Banner of Ulster 15 Mar. 2/5: Yesterday the out-of-door folks had a bitter smack of ‘stepmother’s breath’.
[UK]Notts. Guardian 12 Apr. 5/3: Drying the dress [...] with wind as ‘sharp as a stepmother’s breath’.
[UK]Ballymena Obs. 19 Aug. 3/2: There was too much of a stepmother’s breath about the atmosphere.
[Ire]Wkly Freeman’s Jrnl 16 Dec. 8/2: ‘There is a stepmother’s breath in the air this morning’.
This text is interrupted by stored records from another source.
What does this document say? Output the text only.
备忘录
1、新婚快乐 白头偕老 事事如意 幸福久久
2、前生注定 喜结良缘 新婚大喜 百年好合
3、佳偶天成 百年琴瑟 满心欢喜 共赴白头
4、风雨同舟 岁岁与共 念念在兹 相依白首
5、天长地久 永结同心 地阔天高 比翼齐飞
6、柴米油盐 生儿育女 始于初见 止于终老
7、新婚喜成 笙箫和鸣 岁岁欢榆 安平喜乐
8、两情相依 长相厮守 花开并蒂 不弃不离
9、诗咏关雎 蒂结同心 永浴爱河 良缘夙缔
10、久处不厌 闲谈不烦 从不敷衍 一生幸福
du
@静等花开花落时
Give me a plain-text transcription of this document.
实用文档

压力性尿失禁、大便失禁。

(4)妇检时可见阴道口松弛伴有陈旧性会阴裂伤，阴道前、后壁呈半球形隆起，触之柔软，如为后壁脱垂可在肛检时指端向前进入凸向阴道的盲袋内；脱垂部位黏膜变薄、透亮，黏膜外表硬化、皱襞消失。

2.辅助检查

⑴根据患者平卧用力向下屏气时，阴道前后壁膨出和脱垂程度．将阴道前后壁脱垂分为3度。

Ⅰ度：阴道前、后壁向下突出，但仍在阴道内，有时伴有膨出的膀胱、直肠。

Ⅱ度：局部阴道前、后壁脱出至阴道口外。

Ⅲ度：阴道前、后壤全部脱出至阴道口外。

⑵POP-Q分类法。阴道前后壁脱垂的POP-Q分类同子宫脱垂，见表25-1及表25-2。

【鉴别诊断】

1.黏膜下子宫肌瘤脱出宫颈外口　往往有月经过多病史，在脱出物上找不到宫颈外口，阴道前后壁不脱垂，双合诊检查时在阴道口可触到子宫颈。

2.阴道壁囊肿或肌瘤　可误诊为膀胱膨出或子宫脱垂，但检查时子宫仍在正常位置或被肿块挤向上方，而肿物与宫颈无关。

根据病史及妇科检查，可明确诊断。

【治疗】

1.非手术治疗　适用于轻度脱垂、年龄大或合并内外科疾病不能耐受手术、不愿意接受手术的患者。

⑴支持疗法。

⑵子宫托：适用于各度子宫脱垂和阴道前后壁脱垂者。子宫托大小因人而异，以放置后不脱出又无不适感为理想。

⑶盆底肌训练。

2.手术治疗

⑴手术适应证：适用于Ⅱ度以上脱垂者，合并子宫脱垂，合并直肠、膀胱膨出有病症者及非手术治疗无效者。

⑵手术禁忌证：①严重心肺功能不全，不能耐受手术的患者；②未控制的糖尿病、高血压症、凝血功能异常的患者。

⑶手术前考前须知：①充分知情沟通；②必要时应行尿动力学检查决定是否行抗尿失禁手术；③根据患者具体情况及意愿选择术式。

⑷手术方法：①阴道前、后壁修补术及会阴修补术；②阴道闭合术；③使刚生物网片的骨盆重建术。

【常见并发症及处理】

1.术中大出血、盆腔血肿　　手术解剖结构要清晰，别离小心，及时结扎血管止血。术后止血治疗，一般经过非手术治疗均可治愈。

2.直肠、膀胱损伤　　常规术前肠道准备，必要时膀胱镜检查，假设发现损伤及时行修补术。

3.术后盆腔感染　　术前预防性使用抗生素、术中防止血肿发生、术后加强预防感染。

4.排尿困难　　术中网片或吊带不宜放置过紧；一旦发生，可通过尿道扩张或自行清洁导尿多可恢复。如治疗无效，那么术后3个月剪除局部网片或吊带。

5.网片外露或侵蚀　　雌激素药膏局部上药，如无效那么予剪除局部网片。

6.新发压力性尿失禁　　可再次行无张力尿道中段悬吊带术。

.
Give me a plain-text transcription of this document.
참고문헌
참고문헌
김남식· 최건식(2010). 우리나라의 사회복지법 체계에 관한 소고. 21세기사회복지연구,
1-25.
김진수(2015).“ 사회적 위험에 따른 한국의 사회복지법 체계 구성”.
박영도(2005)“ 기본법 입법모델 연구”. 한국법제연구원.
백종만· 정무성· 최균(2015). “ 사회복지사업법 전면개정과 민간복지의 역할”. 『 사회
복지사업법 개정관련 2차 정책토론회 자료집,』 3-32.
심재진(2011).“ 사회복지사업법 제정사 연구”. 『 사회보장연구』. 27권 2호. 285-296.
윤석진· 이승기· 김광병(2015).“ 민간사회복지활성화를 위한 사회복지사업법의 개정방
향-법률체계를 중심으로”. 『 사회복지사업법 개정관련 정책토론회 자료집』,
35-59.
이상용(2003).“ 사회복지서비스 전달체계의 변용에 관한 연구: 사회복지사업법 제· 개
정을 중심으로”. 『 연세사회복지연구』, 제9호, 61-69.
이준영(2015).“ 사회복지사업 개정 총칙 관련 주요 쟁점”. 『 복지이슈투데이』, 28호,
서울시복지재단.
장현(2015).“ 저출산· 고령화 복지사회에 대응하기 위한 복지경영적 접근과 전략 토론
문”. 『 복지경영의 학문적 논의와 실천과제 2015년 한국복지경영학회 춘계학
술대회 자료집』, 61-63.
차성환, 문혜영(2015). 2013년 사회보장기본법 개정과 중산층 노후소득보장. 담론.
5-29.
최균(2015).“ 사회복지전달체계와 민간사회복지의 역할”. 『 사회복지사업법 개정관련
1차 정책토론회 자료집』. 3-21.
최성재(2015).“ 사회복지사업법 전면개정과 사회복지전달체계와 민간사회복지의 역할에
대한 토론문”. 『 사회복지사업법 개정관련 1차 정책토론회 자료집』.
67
Newcastle Eve. Chron. 5 Aug. 4/4: A breeze with more than a touch of stepmother’s breath in it.
[Scot]Aberdeen Press & Jrnl 9 Nov. 3/2: The stepmother’s breath was in the air, as they say in the north of Ireland.
Northern Whig (Antrim) 25 Mar. 7/2: The sun shone [...] more suggestive of bonny May than ‘March of the stepmother’ breath’.
[Scot]Falkirk Herald 29 Mar. 7/2: Ulsterman or Ulsterwoman cares little for the ‘stepmother’s breath’ of March.
[Scot]Falkirk Herald 4 Feb. 6/4: The wind was as cutting as a stepmother’s breath.
Eugene Guard (OR) 1 Feb. 7/2: ‘Well, for pity’s sake go back to bed. It’s as cold as a stepmother’s breath’.
[US]J. O’Connor Come Day – Go Day (1984) 40: Ah-oh! There’s stepmother’s breath out there.
Indianapolis News (IN) 31 Oct. 9/2: Doors were left ajar for extra air, ‘I feel a stepmother’s breath’ was his retort.
Nanaimo Dly News (BC) 18 Nov. 26/4: There I was shivering from stepmother’s breathand sufering from flying axehandles.